Virtual migration in tethered flying monarch butterflies reveals their orientation mechanisms

Abstract

A newly developed flight simulator allows monarch butterflies to fly actively for up to several hours in any horizontal direction while their fall migratory flight direction can be continuously recorded. From these data, long segments of virtual flight paths of tethered, flying, migratory monarch butterflies were reconstructed, and by advancing or retarding the butterflies' circadian clocks, we have shown that they possess a time-compensated sun compass. Control monarchs on local time fly approximately southwest, those 6-h time-advanced fly southeast, and 6-h time-delayed butterflies fly in northwesterly directions. Moreover, butterflies flown in the same apparatus under simulated overcast in natural magnetic fields were randomly oriented and did not change direction when magnetic fields were rotated. Therefore, these experiments do not provide any evidence that monarch butterflies use a magnetic compass during migration.

Figure 1

(A) Schematic drawing of the flight simulator, the details of which are described in Materials and Methods. The translucent Plexiglas sky was used only in indoor experiments to simulate complete cloud cover.
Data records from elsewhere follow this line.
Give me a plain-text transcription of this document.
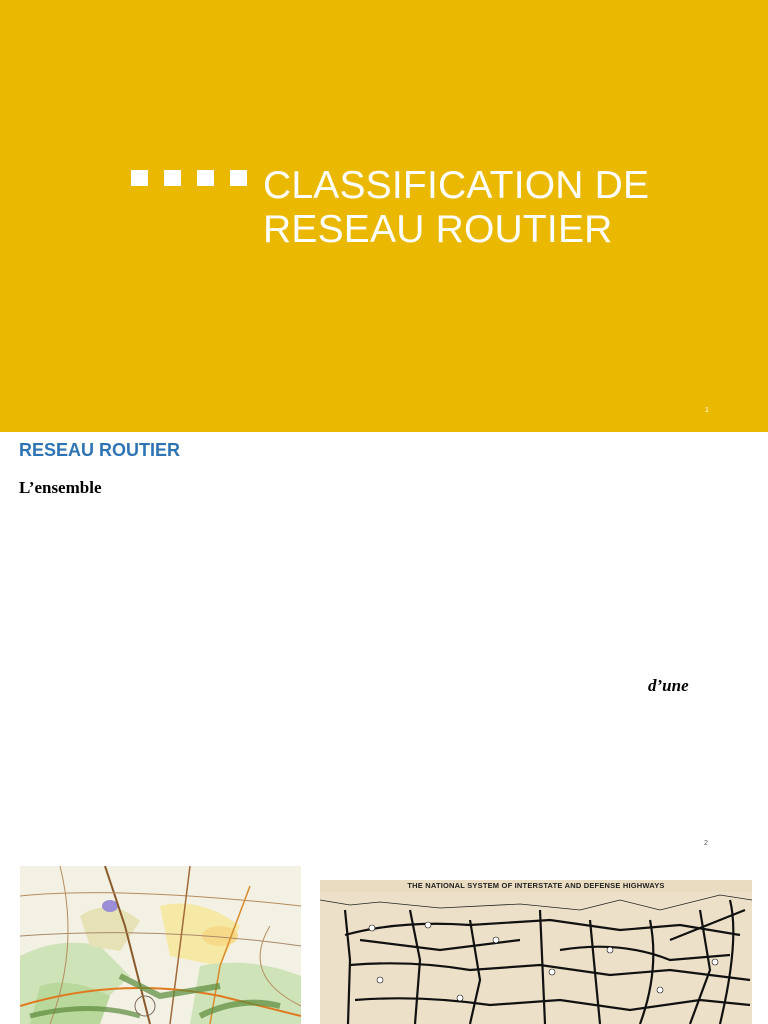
CLASSIFICATION DE
RESEAU ROUTIER
1
RESEAU ROUTIER
L’ensemble
d’une
2
THE NATIONAL SYSTEM OF INTERSTATE AND DEFENSE HIGHWAYS
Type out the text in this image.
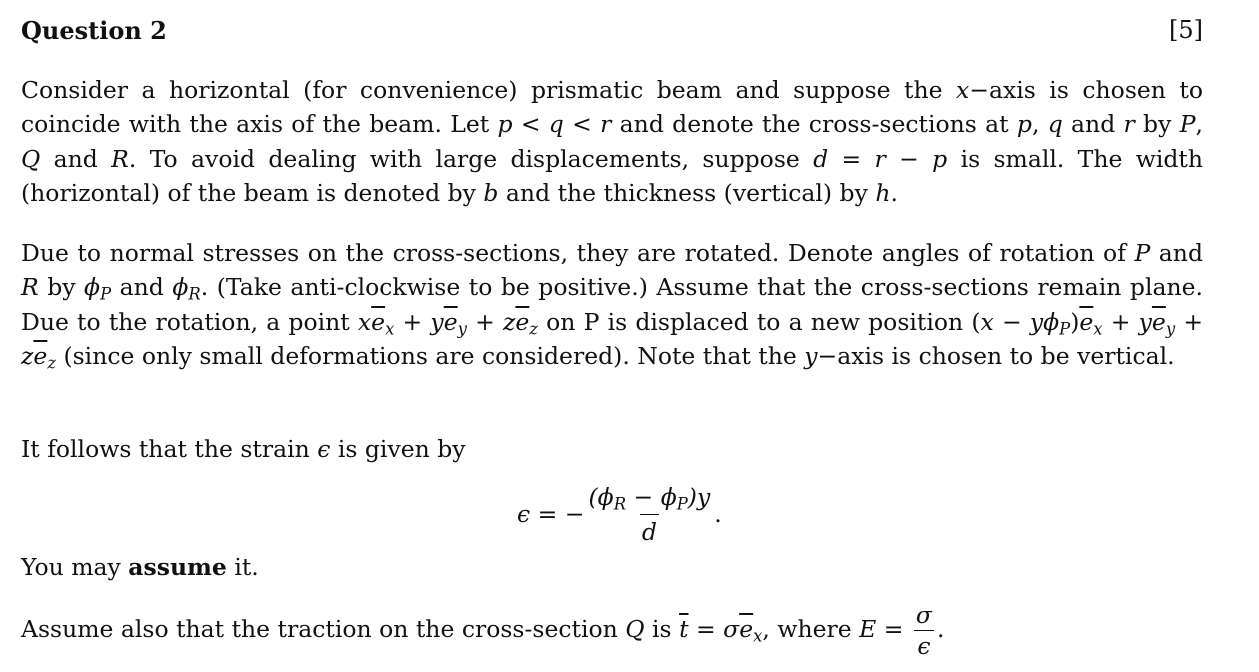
Question 2	[5]
Consider a horizontal (for convenience) prismatic beam and suppose the x−axis is chosen to coincide with the axis of the beam. Let p < q < r and denote the cross-sections at p, q and r by P, Q and R. To avoid dealing with large displacements, suppose d = r − p is small. The width (horizontal) of the beam is denoted by b and the thickness (vertical) by h.
Due to normal stresses on the cross-sections, they are rotated. Denote angles of rotation of P and R by $\phi_P$ and $\phi_R$. (Take anti-clockwise to be positive.) Assume that the cross-sections remain plane. Due to the rotation, a point $x\overline{e}_x + y\overline{e}_y + z\overline{e}_z$ on P is displaced to a new position $(x - y\phi_P)\overline{e}_x + y\overline{e}_y + z\overline{e}_z$ (since only small deformations are considered). Note that the y−axis is chosen to be vertical.
It follows that the strain ϵ is given by
ϵ = − $\frac{(\phi_R - \phi_P)y}{d}$ .
You may assume it.
Assume also that the traction on the cross-section Q is $\overline{t} = \sigma\overline{e}_x$, where $E = \frac{\sigma}{\epsilon}$ .
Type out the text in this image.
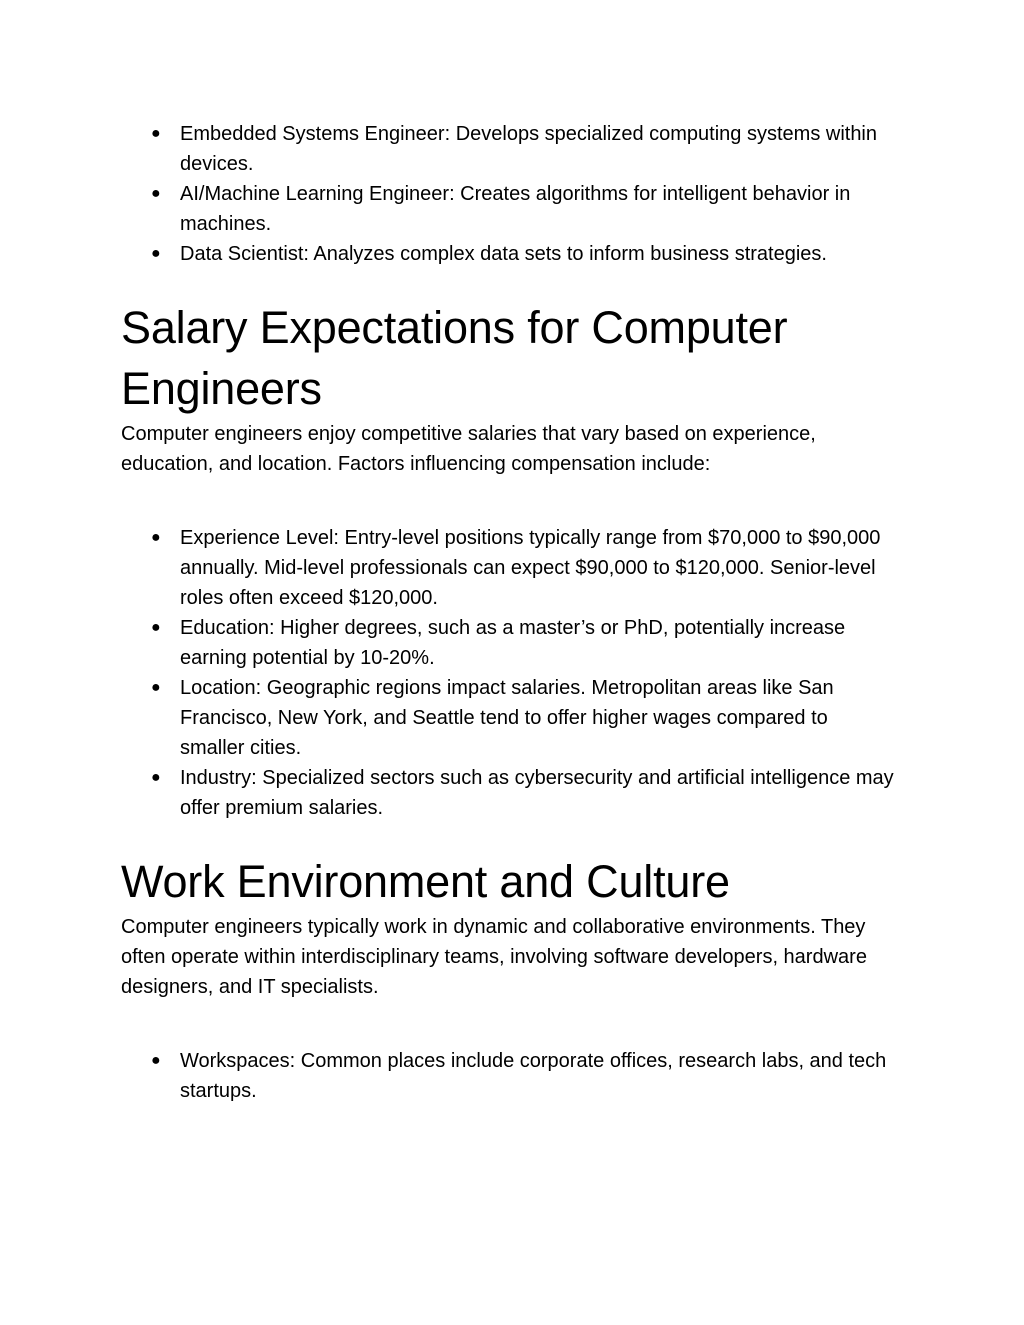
● Embedded Systems Engineer: Develops specialized computing systems within devices.
● AI/Machine Learning Engineer: Creates algorithms for intelligent behavior in machines.
● Data Scientist: Analyzes complex data sets to inform business strategies.
Salary Expectations for Computer Engineers

Computer engineers enjoy competitive salaries that vary based on experience, education, and location. Factors influencing compensation include:

● Experience Level: Entry-level positions typically range from $70,000 to $90,000 annually. Mid-level professionals can expect $90,000 to $120,000. Senior-level roles often exceed $120,000.
● Education: Higher degrees, such as a master’s or PhD, potentially increase earning potential by 10-20%.
● Location: Geographic regions impact salaries. Metropolitan areas like San Francisco, New York, and Seattle tend to offer higher wages compared to smaller cities.
● Industry: Specialized sectors such as cybersecurity and artificial intelligence may offer premium salaries.
Work Environment and Culture

Computer engineers typically work in dynamic and collaborative environments. They often operate within interdisciplinary teams, involving software developers, hardware designers, and IT specialists.

● Workspaces: Common places include corporate offices, research labs, and tech startups.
For clarity reasons, the overcast simulation is drawn higher above the apparatus than it was actually placed. (B–D) Examples of how the time resolution in our simulator data can be used to recreate the virtual path flown by the butterfly, compared with normal circular histograms of the same data. All virtual flight paths start in the center of the diagram and are directed toward the periphery. North is up. Units ≈1 m (1/5 s at speed 18 km/h). See text for details. Circular histograms show the orientation data accumulated from the periphery of the circle toward the center represented in the appropriate compass direction (north at top).

Figure 2

Monarch orientation in a flight simulator. (A) Under natural sunny skies (control), monarchs oriented toward southwest (n = 17, α = 225°, r = 0.83), consistent with the location of their Mexican wintering quarter. Butterflies clock-shifted −6 h (B) shifted their orientation toward southeast (n = 13, α = 136°, r = 0.62), and those clock-shifted +6 h (C) oriented northwest (n = 11, α = 335°, r = 0.80). These results are consistent with monarchs' use of a time-compensated sun compass. Butterflies tested under simulated overcast conditions (translucent Plexiglas cover) (D) were not significantly oriented (n = 18, r = 0.21, P = 0.46), suggesting that they were unable to use the natural magnetic field for orientation (see also Fig. 3). (Upper) The circular diagrams show the mean orientations for individuals and group mean vectors. ●, Mean orientation of each actively flapping individual. ○, Mean orientation of the four gliding individuals. ↑, The sample mean vector. The length of the sample mean vectors, r, indicates the angular concentration of the samples. Dashed circles indicate required length of the sample mean vectors to obtain significance at 0.05 and 0.01 levels (Rayleigh test). (Lower) The diagrams show the virtual path flown by each butterfly under the assumption of constant speed. (They all start in the center of the diagram and travel toward the periphery.) Distances have been normalized.

Figure 3

Normalized virtual tracks of 11 different butterflies tested under simulated overcast conditions in a Helmholtz coil system. The tracks are drawn so that the overall mean direction of each track is from left to right; i.e., the butterflies start at the left and end at the right side. Blue traces show the virtual path flown in the unchanged geomagnetic field, whereas the red traces show the same butterfly's orientation with magnetic north turned 120° clockwise to southeast.